SK: That's a book that you have to experience physically…
MH: Yes, it would be great if people could have it next to
Robert Frank's The Americans and look at it at the same time.
SK:Do you care what Frank thinks about it?
MH: It's part homage to everything Robert Frank did after The
Americans. So if there's anyone in the world who can empathise with
Les Americains, I'd like to think it is the man himself.
SK: Let's talk about Appropriation, how do you feel about
ownership?
MH:We live in an age where information is being bought and sold
constantly, we don't even know about it. Information about you,
your credit rate, where you live, how much you spend on your credit
card every month, etc. Whether that's right or wrong is irrelevant,
it's happening. We are being photographed all the time, we
are being filmed all the time. I think as an artist is absolutely
right that I'm using similar methods to try to reflect back into
the world. There's a lot of stuff going on that we can't see, in
some ways what I do is to make visible what is often
invisible. That's what documentary photographers should
do…
I mean, I don't see myself particularly exploiting anyone, I
don't really sell many prints, I don't sell many books but I'm very
serious about what I do.
SK: How do you describe using GSV with documentary
photography?
MH: You can say that using Google Street View is Avant Garde, because it
goes completely against what the purists of documentary photography
says photography should be doing.
SK: What they said? How you should work on documentary?
MH: Well, working with analog for a start, taking your time… Why
should I take time? Why can't I create a profound piece of work in
5 minutes? Why should I have to burn thousands of tons of carbon
dioxide to fly and view the world, when there are already 500 cars
driving around photographing and nobody is looking at them?

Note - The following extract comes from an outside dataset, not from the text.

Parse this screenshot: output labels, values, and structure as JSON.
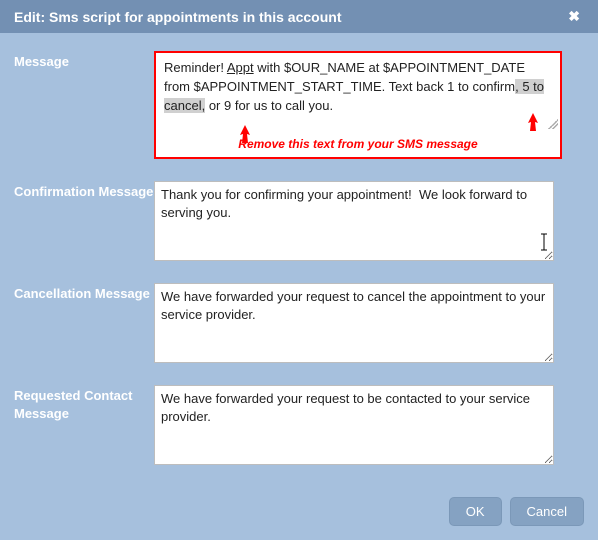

If I have a camera around my neck and I go out into the world,
the work that I bring back will be more meaningful than the work
that I am making using all the technology that surrounds the world,
for them has more value. It will be more authentic, a real social
connection… that's what they say.
SK: Sometimes I feel that documentary photography is more about
being concerned about the story or the subjects than any specific
technique…
MH: Yes, that's it. Maybe that's the difference with other types
of photography or other types of artists. I mean, I'm interested in
a lot of things; I love looking at the world. I wish I had the
ability to do a very personal story like you do.

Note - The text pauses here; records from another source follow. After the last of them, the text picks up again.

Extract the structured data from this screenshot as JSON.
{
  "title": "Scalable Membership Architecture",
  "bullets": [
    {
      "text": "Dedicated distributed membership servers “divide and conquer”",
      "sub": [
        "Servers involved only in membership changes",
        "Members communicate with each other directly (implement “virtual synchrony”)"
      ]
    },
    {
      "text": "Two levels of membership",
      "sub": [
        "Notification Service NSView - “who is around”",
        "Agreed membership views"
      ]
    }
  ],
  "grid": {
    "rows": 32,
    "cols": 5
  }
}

At the moment I'm excited about the things I'm discovering.
My work is more looking outwards, not looking inwards, I'm not
ready to look inwards, it demands a different discipline, a
different sort of method.
SK: How do you feel with the camera now?
MH: I think we are all voyeurs in a way, I remember when I was a
kid I used to love watching people, and it's no different now, I
love working as a photographer, but at the same time I feel like
working with the camera is such an alien thing in your relationship
with people, it feels like a really strange thing… it's like now;
you are recording me talking, and the machine it's changing things,
its not the same as like we usually talk. It's a different
interaction. Not just that, it's very imbalanced as YOU are
recording ME and I don't have any control over it…It's the same
when you have a camera around your neck, Photography sometimes
feels so one sided".
SK: It already seems old the debate about if these new methods
are moving photography forward, even for me when I'm shooting
mainly on 5x4. What do you think?
MH: When photographers started to shoot with a 35mm camera, it
wasn't taken seriously, it was like seeing this sort of
fashionable, trendy, gimmicky photojournalism… they thought: this
doesn't move photography forward, how could it? Photography was all
about pictorialism, working with big cameras. You suddenly have a
small camera and anyone can do it!
This debate happens every time any new optical technique comes
out. It's not about moving forward, It's about reflecting the world
that we live in and maybe trying to discover something new.